Peguei o jogo já no final do primeiro tempo. Arbitragem mexicana, enroladíssima e omissa, para um dos mais sensacionais jogos de todas as Copas. O time italiano, tecnicamente inferior, compensava com preparo físico admirável e marcação cerrada, defendendo-se com a força de 1000 legiões romanas.
A vantagem de 1 a 0 para a Itália (gol de Boningsena) se manteve até os acréscimos, quando o zagueiro Schnellinger empatou, no único gol de sua carreira. E veio então a meia hora mais fantástica da história do futebol, pelo menos na minha opinião. De tirar o fôlego.
Sem a proteção das caneleiras, inexistentes à época, os times jogavam de meias arriadas, voando baixo. Beckenbauer havia fraturado a clavícula e apenas fazia número, sem disputar a bola ou correr normalmente. As duas substituições alemãs já haviam sido feitas.
Logo aos 4 minutos, Müller aproveitou cochilada da zaga e tocou para as redes, desempatando o placar.
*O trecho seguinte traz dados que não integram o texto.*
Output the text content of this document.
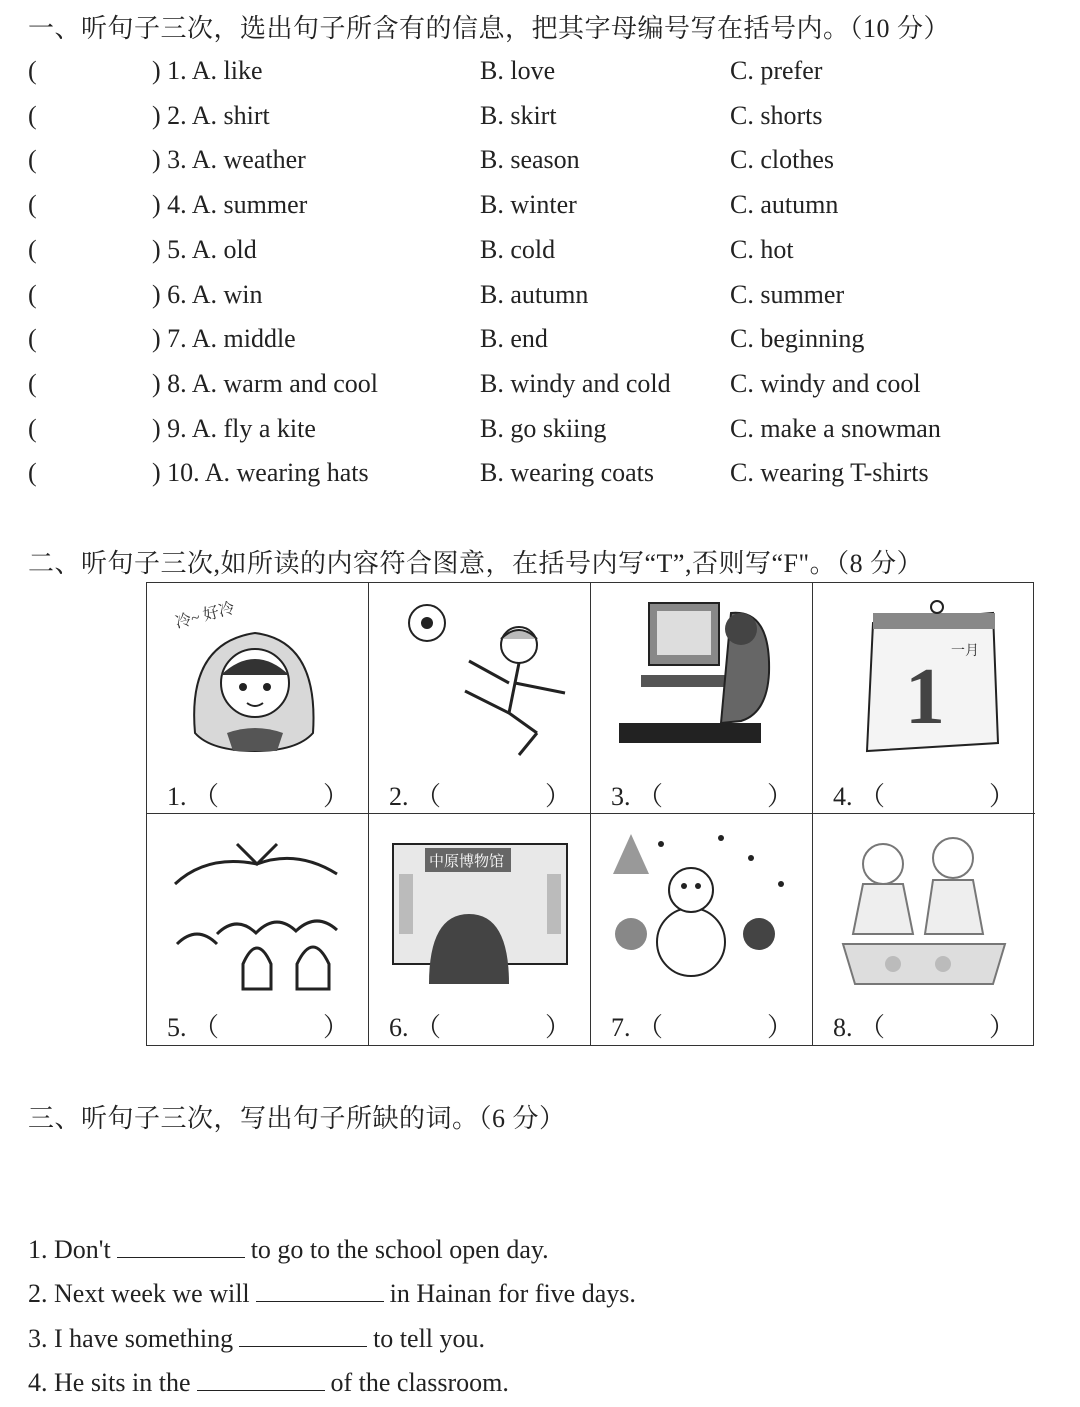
一、听句子三次，选出句子所含有的信息，把其字母编号写在括号内。（10 分）
(	) 1. A. like	B. love	C. prefer
(	) 2. A. shirt	B. skirt	C. shorts
(	) 3. A. weather	B. season	C. clothes
(	) 4. A. summer	B. winter	C. autumn
(	) 5. A. old	B. cold	C. hot
(	) 6. A. win	B. autumn	C. summer
(	) 7. A. middle	B. end	C. beginning
(	) 8. A. warm and cool	B. windy and cold C. windy and cool
(	) 9. A. fly a kite	B. go skiing	C. make a snowman
(	) 10. A. wearing hats	B. wearing coats	C. wearing T-shirts
二、听句子三次,如所读的内容符合图意，在括号内写“T”,否则写“F"。（8 分）
冷~ 好冷
1. （	） 2. （	） 3. （	）
1
一月
4. （	）
5. （	）
中原博物馆
6. （	） 7. （	） 8. （	）
三、听句子三次，写出句子所缺的词。（6 分）
1. Don't	to go to the school open day.
2. Next week we will	in Hainan for five days.
3. I have something	to tell you.
4. He sits in the	of the classroom.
Indômita, a Azzurra não se amofinou. Pelo contrário. Quatro minutos depois, Burnigch igualou outra vez. Aos 13, em contragolpe fulminante, com a zaga alemã exaurida pelo sacrifício do Kaiser, Riva bateu cruzado para desempatar.
O ritmo era cadenciado, mas sempre intenso. Aos 4 da segunda etapa da prorrogação, Müller mergulha para novo empate. Mal comemorou, pois Rivera faz 4 a 3 apenas um minuto e meio depois.
A partir daí, mesmo lutando heroicamente, a poderosa Alemanha saía da Copa, pronta para ganhar o torneio seguinte quatro anos depois. E a Itália se credenciava para encarar o Brasil de Pelé e Tostão na final mexicana. Mas, aí, já é outra história.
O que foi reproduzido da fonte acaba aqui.